Rabbinic Conference Report to Liberal Judaism’s AGM July 2016

Rabbi Richard Jacobi
5 July 2016

I am writing this report in the wake of the Biennial Weekend 2016, and this report will briefly review key points of 2015, and make some comment about where Rabbinic Conference and the movement are now.

Some Key Highlights of 2015
This is not an exhaustive list, and I apologise in advance if any major achievement is omitted.
Rabbi Charley Baginsky completed her two-year stint as Chair of Rabbinic Conference, having done much to improve the relationship between the Conference and both the Board of National Officers and the movement’s staff team at the Montagu Centre. Rabbi Alexandra Wright (who sends her apologies that the shiva for a deceased congregant prevents her from attending) and I have taken over from Charley. We seek to continue to strengthen the “three-legged stool” upon which the congregations and all Liberal Jews sit.

Early in 2015, I formally commenced work towards the successor liturgies to Siddur Lev Chadash, convening a committee with a mix of lay and rabbinic colleagues interested in the prayer life of our communities. Rabbi Lea Muehlstein has taken this mantle of chairing this group from me, and the Biennial Weekend gave us all an invaluable opportunity to think “Outside The Book”.

An contingent from LJ, including several rabbis attended the World Union Biennial Conference in Rio, and Rabbi Charley Baginsky gave a plenary speech, entitled ‘Klal Yisrael Chai,’ on the Israel-Diaspora relationship.
A high proportion of LJ rabbis gave sessions at the Day of Celebration, which explored our relationship with the various meanings of the word “Israel”.

Rabbi Elli Tikvah Sarah co-edited Women Rabbis In The Pulpit with Rabbi Dr. Barbara Borts, marking the 80th anniversary of the ordination of Rabbi Regina Jonas and the 40th anniversary of the first woman to be ordained by Leo Baeck College, Rabbi Dr. Jackie Tabick. Both editors are willing to visit your congregation to speak about the background and context of the book. From personal experience at Woodford last month, this is very worthwhile, and I commend them to you.

The Rabbinic Kallah in early December was led by Rabbis Rachel Benjamin and Lea Muehlstein. Its title: ‘The Motor and/or the Fuel – Liturgy and Prayer’ conveys its theme, and we were able to experience, explore and exchange ideas and practice over the three-day retreat.

On Into 2016
The Rabbinic Conference is keen to develop stronger and more focused relationships between us, the Board of National Officers and the staff team at the Montagu Centre. Following a proposal presented by Alexandra and me, I am working with Tamara Schmidt to develop an event and process that will, we hope, yield better fulfilment, enjoyment and achievement for all of us and, thereby, Liberal Jews in all communities.

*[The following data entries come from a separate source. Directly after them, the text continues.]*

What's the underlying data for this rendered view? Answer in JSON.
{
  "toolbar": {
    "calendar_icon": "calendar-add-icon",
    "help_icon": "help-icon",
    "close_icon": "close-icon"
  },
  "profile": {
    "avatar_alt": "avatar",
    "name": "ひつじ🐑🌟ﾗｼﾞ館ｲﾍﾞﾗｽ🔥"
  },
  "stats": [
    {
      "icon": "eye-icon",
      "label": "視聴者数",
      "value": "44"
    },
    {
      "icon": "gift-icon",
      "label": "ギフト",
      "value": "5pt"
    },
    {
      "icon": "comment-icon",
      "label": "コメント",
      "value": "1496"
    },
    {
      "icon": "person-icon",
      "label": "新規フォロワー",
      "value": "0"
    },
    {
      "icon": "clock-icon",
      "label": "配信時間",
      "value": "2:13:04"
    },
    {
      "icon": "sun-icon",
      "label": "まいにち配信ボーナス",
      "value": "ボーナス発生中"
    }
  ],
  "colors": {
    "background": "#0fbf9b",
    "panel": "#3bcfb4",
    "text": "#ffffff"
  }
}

Work continues on aspects of the new Siddur’s content and form, with an interesting focus on Chanukkah provided by Rabbis Lea and Elli.

The insight given by the rabbis and lay people involved in the Biennial weekend into the past and possible futures of prayer and worship within Liberal Judaism have been stimulating for all of us. I, for one, never thought I would be prostrating myself in the Temple at an LJ Shabbat service, and the response to that vignette was fascinating.
We are all busier than ever – rabbis, volunteers, paid staff (who also volunteer much discretionary time). My hope is that we can clarify our purposes over coming months, so that we all can be more securely at the leading edge of Judaism.

My thanks to:

  • My co-Chair, Alexandra Wright;
  • Rabbis Dr. Andrew Goldstein and Mark Solomon who co-chair our Beit Din with such compassion and sound judgement;
  • Alexandra Simonon who supports our Rabbinic Conference and Beit Din work;
  • Rabbi Danny Rich and others in the Montagu Centre, who provide leadership, challenge and support;
  • All rabbinic colleagues for their passion, creativity and spiritual leadership;
  • All those who enter synagogues to study, to pray, and give time to support the community.